Pour éviter d’être entendue par le Conseil supérieur de discipline qui l’avait convoquée pour une audience vendredi, la procureure générale près la Cour d’appel du Mont-Liban, Ghada Aoun, a décidé de présenter un nouveau recours pour bloquer une nouvelle fois les procédures disciplinaires engagées à son encontre.

Après s’être présentée devant l’instance en question aux alentours de 9h30, soutenue par une trentaine de manifestants qui attendaient son arrivée au Palais de justice, la magistrate n’a pas tardé à repartir. Quelque trente minutes lui auraient suffi pour échapper à ce qui l’attendait, l’audience ayant été reportée au 15 avril prochain.

Comment? En présentant un recours en dessaisissement contre le président du Conseil supérieur de la magistrature (CSM), le juge Souheil Abboud, qui siège aussi à la tête du Conseil supérieur de discipline.

Ainsi, deux cas de figure se présentent. Si Mme Aoun s’est contentée d’un "simple" recours en dessaisissement, c’est au vice-président du CSM, le juge Hajjar, qu’incombe la responsabilité de trancher la question.

Néanmoins, si la magistrate a intenté un recours en responsabilité de l’État du fait des actes des juges judiciaires, c’est l’assemblée plénière de la Cour de cassation qui devra à ce moment statuer. Or, l’assemblée plénière ne peut pas se réunir actuellement, faute de quorum, étant donné les postes vacants en son sein, les magistrats partis à la retraite n’ayant toujours pas été remplacés.

"Nous nous retrouvons dans le même cercle de paralysie de la justice, entretenue par une classe politique véreuse qui se considère supérieure aux lois", s’est indignée une source judiciaire proche du dossier.

Pour rappel, le Conseil de discipline de la magistrature avait radié Mme Aoun du corps de la magistrature en mai dernier pour abus de pouvoir et pour fronde contre les règles de procédure judiciaire – un verdict prononcé à l’unanimité de ses membres.

Peu de temps après l’annonce de la décision, Ghada Aoun avait interjeté appel devant le Conseil supérieur de discipline. Aujourd’hui encore, Mme Aoun s’insurge contre ce même conseil, composé de magistrats qui siègent au sein du Conseil supérieur de la magistrature et dirigé par son président.

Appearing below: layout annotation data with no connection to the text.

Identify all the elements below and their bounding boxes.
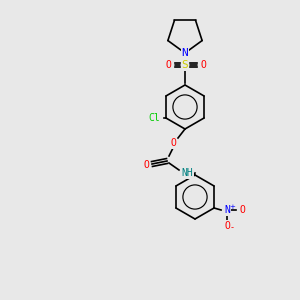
Text: O: O xyxy=(165,60,171,70)
Text: O: O xyxy=(170,138,176,148)
Text: N: N xyxy=(224,205,230,215)
Text: NH: NH xyxy=(181,168,193,178)
Text: O: O xyxy=(143,160,149,170)
Text: -: - xyxy=(231,224,234,232)
Text: +: + xyxy=(229,204,235,210)
Text: O: O xyxy=(224,221,230,231)
Text: O: O xyxy=(239,205,245,215)
Text: Cl: Cl xyxy=(148,113,160,123)
Text: O: O xyxy=(200,60,206,70)
Text: S: S xyxy=(182,60,188,70)
Text: N: N xyxy=(182,48,188,58)
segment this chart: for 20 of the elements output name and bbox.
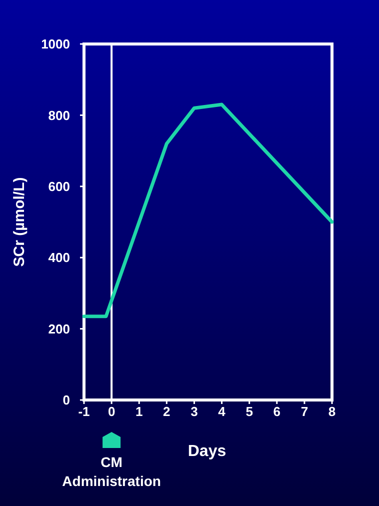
y-tick-label: 1000 xyxy=(41,36,70,52)
x-tick-label: 3 xyxy=(190,404,198,419)
x-tick-label: 5 xyxy=(246,404,253,419)
x-tick-label: 8 xyxy=(328,404,336,419)
y-tick-label: 600 xyxy=(48,178,70,194)
ref-line-label: CM Administration xyxy=(61,453,162,491)
y-tick-label: 0 xyxy=(62,392,70,408)
x-tick-label: 7 xyxy=(300,404,308,419)
y-axis-title: SCr (µmol/L) xyxy=(11,177,28,267)
y-tick-label: 800 xyxy=(48,108,70,123)
x-tick-label: -1 xyxy=(78,404,90,419)
x-tick-label: 6 xyxy=(273,404,281,419)
x-axis-title: Days xyxy=(188,443,226,460)
x-tick-label: 1 xyxy=(135,404,143,419)
x-tick-label: 2 xyxy=(163,404,170,419)
y-tick-label: 400 xyxy=(48,250,70,266)
line-series xyxy=(82,102,334,318)
x-tick-label: 0 xyxy=(108,404,116,419)
y-tick-label: 200 xyxy=(48,321,70,336)
x-tick-label: 4 xyxy=(218,404,226,419)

En commençant par l’affaire de la société de Michel Mecattaf jusqu’au dossier des banques libanaises, la magistrate a multiplié les débordements mais aussi ses déchaînements sur les réseaux sociaux – agissements prohibés par les textes de loi. Elle a également fait fi, et à plusieurs reprises, des décisions de son supérieur hiérarchique de l’époque, le procureur de la République Ghassan Oueidate. Ce dernier avait pris la décision de la dessaisir des dossiers financiers après les poursuites qu’elle avait engagées au printemps 2021 contre Michel Mecattaf et sa société, qu’elle accusait de manière fallacieuse d’avoir effectué, de manière illégale (à ses yeux), des transferts de fonds vers l’étranger à la fin de l’année 2019. Mme Aoun avait refusé de se plier à la décision du juge Oueidate.